Lui, Lovano, seconda generazione di siculo-americani, ricorda il nonno sceso a dorso di cavallo dalle montagne messinesi, senza mai più guardarsi indietro, un eroismo umano dettato dalla fame e dall’orgoglio: “una volta che scese giù, era per sempre!”. Questo racconto personale si intesse con quello del senso del jazz, delle “sfide e dell’energia espressiva che ci vuole”, soprattutto con riferimento alle composizioni di Coltrane, sequenze narrative e visive parallele a quelle presenti delle sessioni di prova a Palermo, adesso in interni, con gli altri musicisti.

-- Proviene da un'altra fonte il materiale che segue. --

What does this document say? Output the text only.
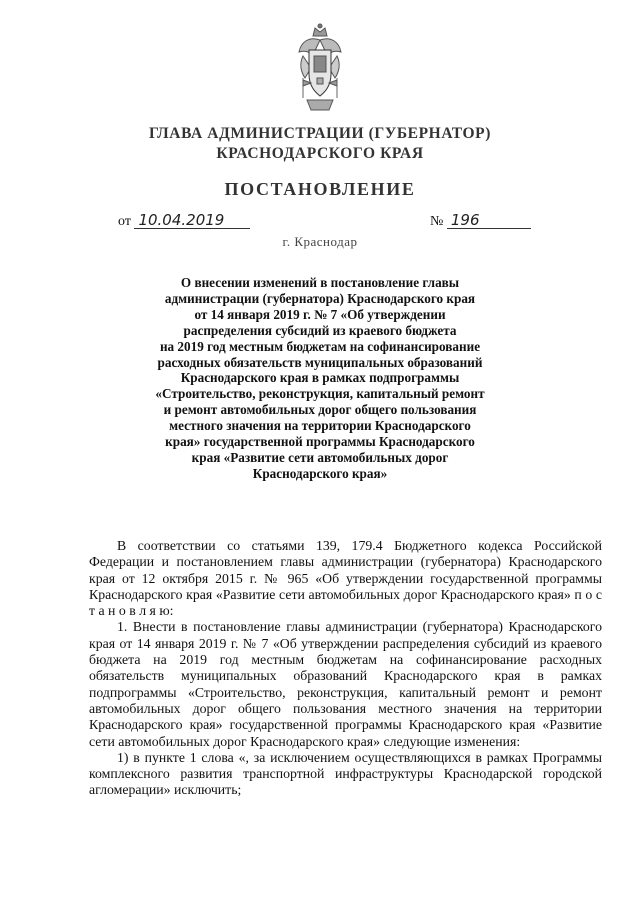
ГЛАВА АДМИНИСТРАЦИИ (ГУБЕРНАТОР)
КРАСНОДАРСКОГО КРАЯ
ПОСТАНОВЛЕНИЕ
от 10.04.2019	№ 196
г. Краснодар
О внесении изменений в постановление главы
администрации (губернатора) Краснодарского края
от 14 января 2019 г. № 7 «Об утверждении
распределения субсидий из краевого бюджета
на 2019 год местным бюджетам на софинансирование
расходных обязательств муниципальных образований
Краснодарского края в рамках подпрограммы
«Строительство, реконструкция, капитальный ремонт
и ремонт автомобильных дорог общего пользования
местного значения на территории Краснодарского
края» государственной программы Краснодарского
края «Развитие сети автомобильных дорог
Краснодарского края»

В соответствии со статьями 139, 179.4 Бюджетного кодекса Российской Федерации и постановлением главы администрации (губернатора) Краснодарского края от 12 октября 2015 г. № 965 «Об утверждении государственной программы Краснодарского края «Развитие сети автомобильных дорог Краснодарского края» п о с т а н о в л я ю:

1. Внести в постановление главы администрации (губернатора) Краснодарского края от 14 января 2019 г. № 7 «Об утверждении распределения субсидий из краевого бюджета на 2019 год местным бюджетам на софинансирование расходных обязательств муниципальных образований Краснодарского края в рамках подпрограммы «Строительство, реконструкция, капитальный ремонт и ремонт автомобильных дорог общего пользования местного значения на территории Краснодарского края» государственной программы Краснодарского края «Развитие сети автомобильных дорог Краснодарского края» следующие изменения:

1) в пункте 1 слова «, за исключением осуществляющихся в рамках Программы комплексного развития транспортной инфраструктуры Краснодарской городской агломерации» исключить;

“Non ho mai conosciuto i miei nonni”, confessa sul finale Joe Lovano, lì al cimitero siculo che visita un po’ come un tempio sacro: è poco prima di questa sequenza ultima che entra in campo la voce di Franco Maresco stesso, anche narratore, che così accompagna – con la voce appunto, così come tutto comincia in questo doc – l’atto conclusivo. Come si confà al suo piglio, nell’appaiare nell’arte e nella società siciliani e neri, e la comune terra americana, Maresco precisa senza giri di parole che l’America “democratica e libertaria lo era solo nelle pagine della Costituzione”, ricordando come i due popoli abbiano condiviso anche, e soprattutto, le discriminazioni razziali e l’emarginazione. Lovano – nelle parole di Franco Maresco – è “l’ultimo vero erede delle tradizioni di questo popolo, fortemente consapevole che essa è anche storia del suo popolo, e quindi della sua identità di musicista e di uomo. Un uomo che in questa terra di Sicilia, terra di dolore ma anche di continua rinascita, ha finalmente ritrovato quello che ci piace definire il suo ‘A Love Supreme’”.